Pero la conexión más reciente tiene nombre propio: Consorcio Ziruma.
El 29 de diciembre de 2023, tres días antes de finalizar su periodo, la entonces alcaldesa Virna Johnson firmó un contrato de concesión que otorgó al Consorcio Ziruma la administración total del sistema de transporte urbano SIET.
Dicho consorcio está integrado por Transporte Bastidas, Transporte Rodamar, y el propio Víctor Bermúdez Páez, lo que lo convierte en un actor con amplio poder económico sobre la movilidad de la ciudad.
Con este contrato, el grupo empresarial vinculado al padre del juez consolidó un monopolio de facto del transporte urbano en Santa Marta, reforzando las sospechas de posibles conflictos de interés en decisiones judiciales que hoy benefician al mismo sector político.
Antecedentes: cuando la justicia cruzó la línea
El caso recuerda un episodio similar ocurrido en 2019, cuando la jueza Consuegra fue sancionada y retirada de la Rama Judicial por prevaricato, tras ordenar al Concejo Distrital cómo debía realizar la elección del Personero de Santa Marta, incluso fijando los porcentajes de evaluación y los criterios de votación.

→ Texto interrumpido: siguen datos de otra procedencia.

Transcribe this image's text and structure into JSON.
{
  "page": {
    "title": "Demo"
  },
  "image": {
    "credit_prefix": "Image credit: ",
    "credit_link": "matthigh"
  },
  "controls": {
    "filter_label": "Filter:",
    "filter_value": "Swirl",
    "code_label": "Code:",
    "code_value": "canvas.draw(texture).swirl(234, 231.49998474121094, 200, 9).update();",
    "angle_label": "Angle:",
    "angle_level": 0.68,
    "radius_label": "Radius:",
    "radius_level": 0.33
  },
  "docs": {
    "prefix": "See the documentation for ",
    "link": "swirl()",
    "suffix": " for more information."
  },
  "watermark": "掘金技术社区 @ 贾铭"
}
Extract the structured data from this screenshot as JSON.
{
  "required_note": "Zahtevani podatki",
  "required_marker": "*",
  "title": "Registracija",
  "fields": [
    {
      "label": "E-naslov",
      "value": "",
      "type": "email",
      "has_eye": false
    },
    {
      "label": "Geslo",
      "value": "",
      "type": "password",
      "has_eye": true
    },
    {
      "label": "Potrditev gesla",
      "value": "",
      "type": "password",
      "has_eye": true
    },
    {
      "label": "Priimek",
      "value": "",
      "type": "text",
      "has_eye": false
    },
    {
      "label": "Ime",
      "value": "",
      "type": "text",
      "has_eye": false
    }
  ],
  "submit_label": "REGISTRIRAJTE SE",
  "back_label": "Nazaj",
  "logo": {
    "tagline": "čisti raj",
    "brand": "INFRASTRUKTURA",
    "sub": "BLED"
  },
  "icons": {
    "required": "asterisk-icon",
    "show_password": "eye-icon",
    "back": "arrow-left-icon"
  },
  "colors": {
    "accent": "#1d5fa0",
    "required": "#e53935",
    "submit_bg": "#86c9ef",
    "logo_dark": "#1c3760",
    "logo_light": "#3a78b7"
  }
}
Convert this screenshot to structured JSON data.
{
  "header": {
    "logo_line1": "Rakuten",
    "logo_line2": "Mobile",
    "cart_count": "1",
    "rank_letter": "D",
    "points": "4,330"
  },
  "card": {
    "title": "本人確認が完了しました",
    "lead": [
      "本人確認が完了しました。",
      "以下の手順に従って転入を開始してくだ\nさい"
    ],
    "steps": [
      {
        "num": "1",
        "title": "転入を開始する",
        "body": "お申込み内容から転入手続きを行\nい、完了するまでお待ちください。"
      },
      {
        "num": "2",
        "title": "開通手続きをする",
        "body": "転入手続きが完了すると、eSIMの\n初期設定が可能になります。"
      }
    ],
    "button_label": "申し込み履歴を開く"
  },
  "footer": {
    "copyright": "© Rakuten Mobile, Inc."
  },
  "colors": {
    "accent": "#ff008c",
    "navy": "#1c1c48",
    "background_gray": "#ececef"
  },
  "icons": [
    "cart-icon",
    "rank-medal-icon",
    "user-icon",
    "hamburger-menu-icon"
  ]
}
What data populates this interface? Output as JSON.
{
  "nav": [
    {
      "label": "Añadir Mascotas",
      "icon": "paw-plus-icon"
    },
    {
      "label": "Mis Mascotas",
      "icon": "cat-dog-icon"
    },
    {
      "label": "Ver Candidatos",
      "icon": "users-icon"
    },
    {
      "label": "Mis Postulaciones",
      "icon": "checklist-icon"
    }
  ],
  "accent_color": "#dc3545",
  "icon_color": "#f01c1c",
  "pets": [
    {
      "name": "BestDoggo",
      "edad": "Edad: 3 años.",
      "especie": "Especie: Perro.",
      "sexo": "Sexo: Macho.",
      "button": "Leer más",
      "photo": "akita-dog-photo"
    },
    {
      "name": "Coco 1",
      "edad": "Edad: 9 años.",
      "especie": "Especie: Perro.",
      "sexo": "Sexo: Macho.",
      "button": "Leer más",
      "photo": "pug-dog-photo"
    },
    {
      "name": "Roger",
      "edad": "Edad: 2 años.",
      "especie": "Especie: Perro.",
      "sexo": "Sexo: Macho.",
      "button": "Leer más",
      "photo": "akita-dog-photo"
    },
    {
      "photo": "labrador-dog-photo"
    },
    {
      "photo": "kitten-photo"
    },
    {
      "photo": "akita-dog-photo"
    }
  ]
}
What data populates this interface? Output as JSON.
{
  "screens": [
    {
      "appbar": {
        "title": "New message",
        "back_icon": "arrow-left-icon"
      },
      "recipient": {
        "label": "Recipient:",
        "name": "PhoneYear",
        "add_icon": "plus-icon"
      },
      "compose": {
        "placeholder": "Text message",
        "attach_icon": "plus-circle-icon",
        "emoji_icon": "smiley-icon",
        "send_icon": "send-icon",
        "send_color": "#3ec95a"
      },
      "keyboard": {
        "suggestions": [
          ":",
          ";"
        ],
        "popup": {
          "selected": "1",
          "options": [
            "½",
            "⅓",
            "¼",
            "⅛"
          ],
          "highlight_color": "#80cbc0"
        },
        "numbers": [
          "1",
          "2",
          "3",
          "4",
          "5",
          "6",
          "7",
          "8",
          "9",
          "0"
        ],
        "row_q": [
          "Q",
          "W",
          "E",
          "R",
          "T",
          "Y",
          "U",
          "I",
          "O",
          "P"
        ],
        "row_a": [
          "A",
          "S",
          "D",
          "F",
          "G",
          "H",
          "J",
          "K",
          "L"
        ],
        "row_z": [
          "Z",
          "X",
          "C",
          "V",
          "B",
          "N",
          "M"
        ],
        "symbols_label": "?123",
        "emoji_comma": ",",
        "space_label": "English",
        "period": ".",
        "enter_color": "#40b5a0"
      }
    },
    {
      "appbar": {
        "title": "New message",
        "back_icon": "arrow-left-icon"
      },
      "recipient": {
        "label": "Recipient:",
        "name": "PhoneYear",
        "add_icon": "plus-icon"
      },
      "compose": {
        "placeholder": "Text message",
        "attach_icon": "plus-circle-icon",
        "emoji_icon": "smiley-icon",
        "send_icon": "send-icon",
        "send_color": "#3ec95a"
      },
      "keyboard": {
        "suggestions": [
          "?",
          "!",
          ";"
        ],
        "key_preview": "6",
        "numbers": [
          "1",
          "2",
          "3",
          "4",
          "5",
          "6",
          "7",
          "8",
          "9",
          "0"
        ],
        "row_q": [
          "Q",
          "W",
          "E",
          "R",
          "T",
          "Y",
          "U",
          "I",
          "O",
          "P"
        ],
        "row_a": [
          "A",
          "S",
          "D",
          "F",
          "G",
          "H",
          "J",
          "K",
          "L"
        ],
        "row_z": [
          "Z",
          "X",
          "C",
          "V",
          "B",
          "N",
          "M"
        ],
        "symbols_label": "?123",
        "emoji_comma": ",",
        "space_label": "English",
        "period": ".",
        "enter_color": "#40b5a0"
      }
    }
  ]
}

Aquel precedente dejó una advertencia clara sobre los límites de la justicia frente a las corporaciones públicas.
https://www.eltiempo.com/archivo/documento/CMS-13432795
Hoy, el patrón parece repetirse con nuevos protagonistas y con un trasfondo político más evidente.
Una democracia en equilibrio precario
Mientras la Asamblea Departamental del Magdalena sigue sin poder sesionar, los magdalenenses carecen de un escenario institucional donde se ejerza el debate, la fiscalización y el control político.
El fallo del juez Jairo Ramos, aún vigente, mantiene en pausa la representación popular, mientras crecen las sospechas sobre la utilización del aparato judicial como herramienta de poder.
La pregunta persiste:
¿Es este un acto de justicia en defensa de los derechos políticos o una maniobra judicial al servicio del poder de Caicedo?